L’impact environnemental du build and burn dans les salons
Le terme build and burn désigne la pratique de construire des stands éphémères puis de les détruire après chaque salon. Cette méthode, bien que pratique pour la flexibilité et la nouveauté des présentations, génère une quantité impressionnante de déchets. En 2026, les salons traditionnels continuent d’utiliser majoritairement ce système, contribuant de façon directe à l’augmentation de la pollution. Des études récentes montrent que les expositions produisent une empreinte carbone 40 fois supérieure à celle des festivals de musique célèbres, un chiffre qui interpelle.
Ce constat s’explique par les nombreuses phases de l’organisation qui produisent des émissions : déplacements des participants, consommation d’eau et de ressources, mais également la production et l’élimination des stands. La plupart des structures sont conçues pour un usage unique, avec des matériaux peu pensés pour leur recyclage. Ce gaspillage est parfois exacerbé par des événements très médiatisés, comme l’Expo d’Osaka, où les constructions monuments en bois ont fini en broyés, alimentant le débat autour de la durabilité.
Le build and burn alourdit le bilan écologique des salons tout en maintenant une image obsolète d’événements peu respectueux de l’environnement. Pourtant, il existe une prise de conscience progressive. Les entreprises commencent à adopter des démarches pour réduire leur empreinte, mais sans outils efficaces, cette transformation reste timide. Le développement d’outils comme TIM vient répondre à ce besoin crucial de mesurer et surtout de maîtriser ces impacts dans un secteur encore fragmenté et souvent réticent au changement.
Collaboration entre Amazon, Dolby et Panasonic : un exemple d’innovation responsable
Cette alliance entre Amazon, Dolby et Panasonic illustre une dynamique forte d’innovation technologique appliquée à la durabilité. Chaque acteur apporte une compétence spécifique à cette démarche commune. Amazon met à profit son expertise en ingénierie logicielle et ses capacités cloud pour développer la plateforme de calcul et d’analyse. Dolby apporte son savoir-faire en traitement avancé du son et de l’image pour affiner la collecte de données visuelles. Panasonic offre quant à lui une maîtrise en production d’équipements électroniques adaptés à cette nouvelle application.

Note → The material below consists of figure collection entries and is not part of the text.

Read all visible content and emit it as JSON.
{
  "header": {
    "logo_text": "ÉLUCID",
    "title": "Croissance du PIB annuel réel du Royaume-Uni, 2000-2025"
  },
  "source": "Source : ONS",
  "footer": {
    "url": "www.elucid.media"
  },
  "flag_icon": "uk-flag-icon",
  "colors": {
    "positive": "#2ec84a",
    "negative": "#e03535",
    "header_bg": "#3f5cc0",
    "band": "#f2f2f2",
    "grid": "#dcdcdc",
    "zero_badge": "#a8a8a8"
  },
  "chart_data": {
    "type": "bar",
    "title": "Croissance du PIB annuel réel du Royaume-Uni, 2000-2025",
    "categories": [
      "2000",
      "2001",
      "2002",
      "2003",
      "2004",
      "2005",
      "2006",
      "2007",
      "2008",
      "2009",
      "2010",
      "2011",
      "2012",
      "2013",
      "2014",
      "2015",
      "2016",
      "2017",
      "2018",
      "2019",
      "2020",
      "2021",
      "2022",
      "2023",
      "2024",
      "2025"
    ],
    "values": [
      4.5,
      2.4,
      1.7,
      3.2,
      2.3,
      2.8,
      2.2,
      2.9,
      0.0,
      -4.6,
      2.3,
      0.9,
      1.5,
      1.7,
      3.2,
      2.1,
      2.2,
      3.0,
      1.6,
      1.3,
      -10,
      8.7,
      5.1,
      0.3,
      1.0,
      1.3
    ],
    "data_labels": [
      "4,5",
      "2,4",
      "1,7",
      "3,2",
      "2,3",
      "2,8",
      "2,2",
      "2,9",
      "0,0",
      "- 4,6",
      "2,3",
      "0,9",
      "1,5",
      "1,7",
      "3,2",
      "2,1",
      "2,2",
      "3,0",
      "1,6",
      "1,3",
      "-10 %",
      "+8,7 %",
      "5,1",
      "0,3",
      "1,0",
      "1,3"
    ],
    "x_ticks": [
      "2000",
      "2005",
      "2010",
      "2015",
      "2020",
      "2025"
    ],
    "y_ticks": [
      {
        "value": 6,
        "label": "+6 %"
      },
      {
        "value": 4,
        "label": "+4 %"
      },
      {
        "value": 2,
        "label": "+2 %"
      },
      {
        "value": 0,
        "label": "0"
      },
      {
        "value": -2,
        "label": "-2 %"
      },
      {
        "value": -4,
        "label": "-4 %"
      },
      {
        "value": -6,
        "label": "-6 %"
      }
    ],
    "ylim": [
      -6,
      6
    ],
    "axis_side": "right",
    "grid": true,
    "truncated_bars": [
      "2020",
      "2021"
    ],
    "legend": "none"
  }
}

Ce partenariat fonctionne comme un écosystème où chaque entreprise joue un rôle complémentaire. L’intégration de leurs solutions permet d’aboutir à une application intuitive qui transforme les smartphones en outils d’audit environnemental. Cette mutualisation des connaissances accélère le déploiement et la reconnaissance de TIM dans les grands événements internationaux, stimulant ainsi une lutte efficace contre le build and burn. Ces géants montrent qu’il est possible de concilier les intérêts économiques avec une responsabilité écologique.

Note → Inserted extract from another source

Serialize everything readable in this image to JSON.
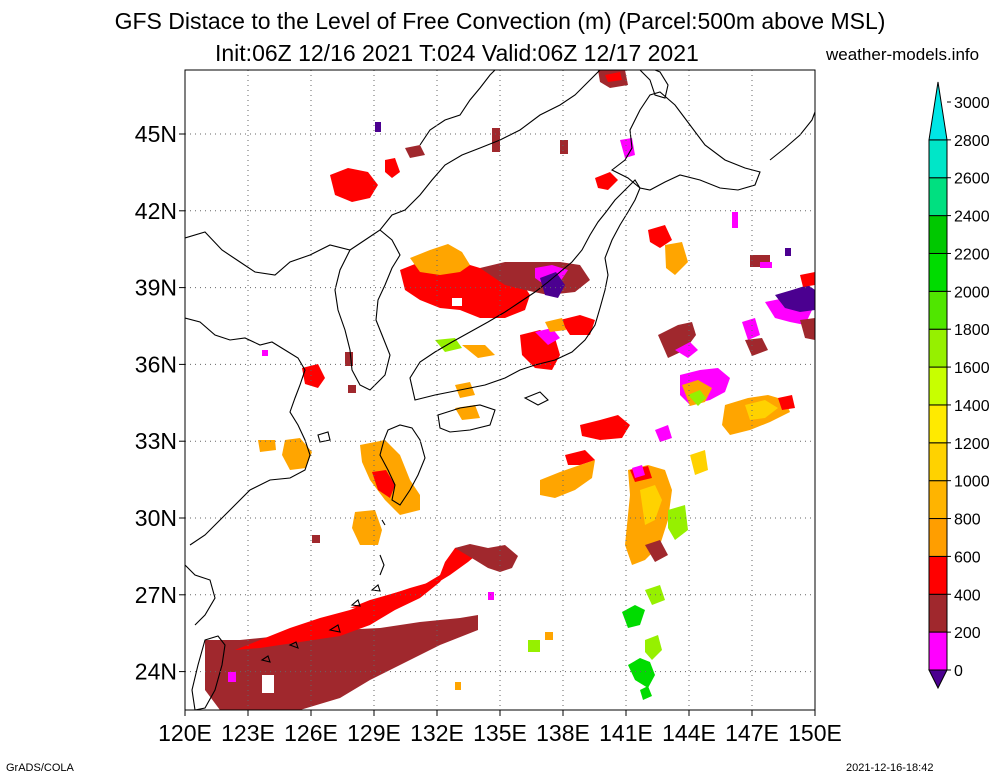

Au-delà de la technologie, cette collaboration sert aussi à promouvoir un changement culturel dans l’organisation des salons. L’outil facilite la participation active des exposants à la réduction des déchets. Il accompagne la prise de décision en facilitant la comparaison des options moins consommatrices de ressources. La synergie entre ces groupes majeurs traduit une tendance émergente où innovation et préservation environnementale avancent de pair.